Así inicia María Mercedes Carranza (Bogotá, 1945-2003) en su libro De amor y desamor (1995) una bien hilvanada construcción poética sobre la cotidianidad, esa otra que se puede soportar y trascender desde una vida de riesgo para saberla vivir. Solo desde lo amoroso se es capaz de soportar el pequeño infernum (lo infrahumano) la hondura de la vida y sus incertezas.
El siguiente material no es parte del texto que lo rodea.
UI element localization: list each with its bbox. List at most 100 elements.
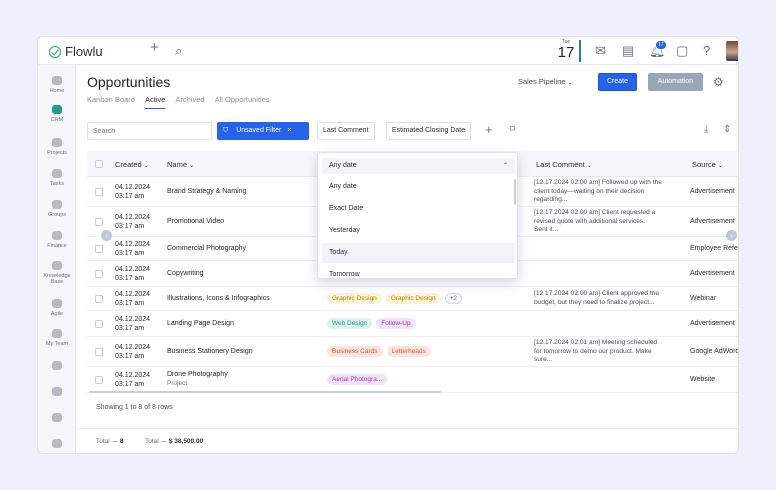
sidebar-item-knowledge-base[interactable]: Knowledge Base — [38, 261, 76, 285]
sidebar-item-label-line2: Base — [50, 279, 64, 285]
source-value: Website — [690, 376, 716, 383]
download-icon[interactable]: ⤓ — [704, 124, 708, 135]
opportunity-name[interactable]: Drone Photography Project — [167, 371, 228, 387]
collapse-icon[interactable]: ⇕ — [723, 124, 731, 135]
tag-badge[interactable]: Business Cards — [327, 346, 383, 357]
dropdown-scrollbar[interactable] — [514, 179, 516, 205]
sidebar-item-tasks[interactable]: Tasks — [38, 169, 76, 187]
tag-badge[interactable]: Graphic Design — [327, 293, 382, 304]
row-checkbox[interactable] — [95, 376, 103, 384]
opportunity-name[interactable]: Copywriting — [167, 270, 204, 277]
mail-icon[interactable]: ✉ — [595, 44, 606, 58]
select-all-checkbox[interactable] — [95, 160, 103, 168]
row-checkbox[interactable] — [95, 188, 103, 196]
sidebar-item-groups[interactable]: Groups — [38, 200, 76, 218]
dropdown-option[interactable]: Any date — [322, 177, 515, 197]
tag-badge[interactable]: Graphic Design — [385, 293, 441, 304]
dropdown-option[interactable]: Tomorrow — [322, 265, 515, 278]
table-row[interactable]: 04.12.2024 03:17 am Illustrations, Icons &… — [87, 287, 738, 311]
app-icon — [52, 387, 62, 396]
tag-badge[interactable]: Web Design — [327, 318, 373, 329]
sidebar-item-finance[interactable]: Finance — [38, 231, 76, 249]
add-filter-icon[interactable]: + — [485, 122, 493, 137]
last-comment: [12.17.2024 02:00 am] Client requested a… — [534, 209, 686, 235]
sidebar-item-extra-3[interactable] — [38, 413, 76, 422]
last-comment-filter[interactable]: Last Comment — [317, 122, 375, 140]
sidebar-item-home[interactable]: Home — [38, 76, 76, 94]
sidebar-item-projects[interactable]: Projects — [38, 138, 76, 156]
gear-icon[interactable]: ⚙ — [713, 75, 724, 89]
tab-active[interactable]: Active — [144, 95, 166, 109]
column-created[interactable]: Created ⌄ — [115, 160, 149, 169]
filter-bar: ⛉ Unsaved Filter × Last Comment Estimate… — [87, 122, 732, 140]
sidebar-item-label: Groups — [47, 212, 67, 218]
closing-date-filter[interactable]: Estimated Closing Date — [386, 122, 472, 140]
search-input[interactable] — [87, 122, 212, 140]
tag-badge[interactable]: Follow-Up — [376, 318, 416, 329]
column-name[interactable]: Name ⌄ — [167, 160, 194, 169]
dropdown-option[interactable]: Yesterday — [322, 221, 515, 241]
dropdown-option[interactable]: Exact Date — [322, 199, 515, 219]
more-tags-badge[interactable]: +2 — [444, 293, 463, 304]
automation-button[interactable]: Automation — [648, 73, 703, 91]
tags-cell: Web Design Follow-Up — [327, 318, 420, 329]
last-comment: [12.17.2024 02:01 am] Meeting scheduled f… — [534, 339, 686, 365]
flowlu-logo-icon — [49, 45, 61, 58]
tag-badge[interactable]: Aerial Photogra... — [327, 374, 388, 385]
date-value: 04.12.2024 — [115, 266, 151, 273]
sidebar-item-agile[interactable]: Agile — [38, 299, 76, 317]
opportunity-name[interactable]: Illustrations, Icons & Infographics — [167, 295, 270, 302]
create-button[interactable]: Create — [598, 73, 637, 91]
column-source[interactable]: Source ⌄ — [692, 160, 723, 169]
app-logo[interactable]: Flowlu — [49, 44, 103, 59]
sidebar-item-my-team[interactable]: My Team — [38, 329, 76, 347]
row-checkbox[interactable] — [95, 218, 103, 226]
unsaved-filter-chip[interactable]: ⛉ Unsaved Filter × — [217, 122, 309, 140]
search-icon[interactable]: ⌕ — [175, 44, 182, 58]
sidebar-item-extra-4[interactable] — [38, 439, 76, 448]
notes-icon[interactable]: ▤ — [622, 44, 634, 58]
calendar-date[interactable]: Tue 17 — [556, 39, 576, 61]
chevron-down-icon: ⌄ — [717, 163, 723, 169]
close-icon[interactable]: × — [287, 127, 291, 134]
tag-badge[interactable]: Letterheads — [386, 346, 431, 357]
scroll-right-button[interactable]: › — [726, 230, 737, 241]
sidebar-item-extra-2[interactable] — [38, 387, 76, 396]
row-checkbox[interactable] — [95, 348, 103, 356]
column-last-comment[interactable]: Last Comment ⌄ — [536, 160, 592, 169]
help-icon[interactable]: ? — [703, 44, 710, 58]
table-row[interactable]: 04.12.2024 03:17 am Drone Photography Proje… — [87, 367, 738, 393]
table-row[interactable]: 04.12.2024 03:17 am Business Stationery De… — [87, 337, 739, 367]
tab-kanban-board[interactable]: Kanban Board — [87, 95, 135, 109]
sidebar-item-extra-1[interactable] — [38, 361, 76, 370]
created-date: 04.12.2024 03:17 am — [115, 183, 150, 201]
column-label: Name — [167, 160, 188, 169]
row-checkbox[interactable] — [95, 320, 103, 328]
table-row[interactable]: 04.12.2024 03:17 am Landing Page Design Web… — [87, 311, 738, 337]
row-checkbox[interactable] — [95, 295, 103, 303]
opportunity-name[interactable]: Brand Strategy & Naming — [167, 188, 246, 195]
opportunity-name[interactable]: Promotional Video — [167, 218, 224, 225]
total-sum-label: Total — — [145, 438, 168, 445]
comment-line: for tomorrow to demo our product. Make — [534, 347, 652, 355]
dropdown-option[interactable]: Today — [322, 243, 515, 263]
dropdown-selected[interactable]: Any date ⌃ — [322, 158, 515, 174]
tab-all-opportunities[interactable]: All Opportunities — [215, 95, 270, 109]
tab-archived[interactable]: Archived — [175, 95, 204, 109]
sidebar-item-crm[interactable]: CRM — [38, 105, 76, 123]
row-checkbox[interactable] — [95, 270, 103, 278]
time-value: 03:17 am — [115, 381, 145, 388]
bookmark-icon[interactable]: ⌑ — [510, 124, 515, 135]
scroll-left-button[interactable]: ‹ — [101, 230, 112, 241]
source-value: Google AdWords — [690, 348, 739, 355]
date-divider — [579, 40, 581, 62]
row-checkbox[interactable] — [95, 245, 103, 253]
avatar[interactable] — [726, 41, 738, 61]
opportunity-name[interactable]: Commercial Photography — [167, 245, 246, 252]
chat-icon[interactable]: ▢ — [676, 44, 688, 58]
opportunity-name[interactable]: Business Stationery Design — [167, 348, 253, 355]
opportunity-name[interactable]: Landing Page Design — [167, 320, 234, 327]
plus-icon[interactable]: + — [150, 40, 159, 55]
horizontal-scrollbar[interactable] — [89, 391, 441, 393]
pipeline-selector[interactable]: Sales Pipeline ⌄ — [518, 77, 573, 86]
Cuando se está instalado allí se comprende que no hay teléfono que valga la pena para saberse en el otro, porque desde la lejanía física se puede también sentir la cercanía del otro.
De lo contrario, no serán suficientes los teléfonos para sentir esa largura del alma que cada día se siente entre los resquicios del trabajo y las atenciones a seres que quizá nunca más veremos y le sonreímos por educación o porque simplemente para eso nos pagan.
La de Carranza es una poesía escrita desde la más profunda intimidad, mientras se pelan papas y zanahorias. Cuando nos levantamos y miramos al espejo y descubrimos el rostro adormecido y una nueva arruga nos asalta, y descubrimos que la vejez queda a la vuelta de la esquina.
Pero existe también una vejez prematura, como una muerte en el alma. Solo la vida amorosa soporta tanta desventura y tanto riesgo.
En De amor y desamor María Mercedes Carranza construye una imagen poética entre los escombros que dejan los días. Esas sobras de los encuentros casi rechazados, coitos insatisfechos, que se interrumpen porque el pensamiento y las dudas, los temores de otros amores menos afortunados, nos desdoblan y ya no nos dejan saborear el momento. Cedemos ante nuestros propios fantasmas que al fin y al cabo terminan dándonos, con los años, una aparente seguridad amorosa, de fingida ternura y cariños.
Luego de algunos años/de no verlo,/de nuevo nos encontramos./No el deseo, como antes,/sino la nostalgia/de aquellos días de deseo/nos llevó a la cama./La alegría de entonces/fue ternura y el goce/y la voluptuosidad/solo complacencia./Ambos, podría jurarlo,/tuvimos la certeza/de habernos sobrevivido
En su devenir poético hay algo de tristeza que ríe a carcajadas mientras el mundo nuestro de cada día, ese de la cotidianidad, se nos derrumba y nos deja a la intemperie. Ella arremete con sus imágenes, agrede esa aparente vida hecha de pequeñas mentiras. Esa seguridad que da la buena vida y los saludos de apretones de manos y besos quebrados en las mejillas.
Con Carranza asistimos a una poesía irreverente, deslumbrante, poblada de soledad, detenida en imágenes de la sociabilidad. No en vano continúa diciéndonos que la vida, aún desde sus incertezas y densas despedidas, es un acto amoroso que se asume contra todo riesgo.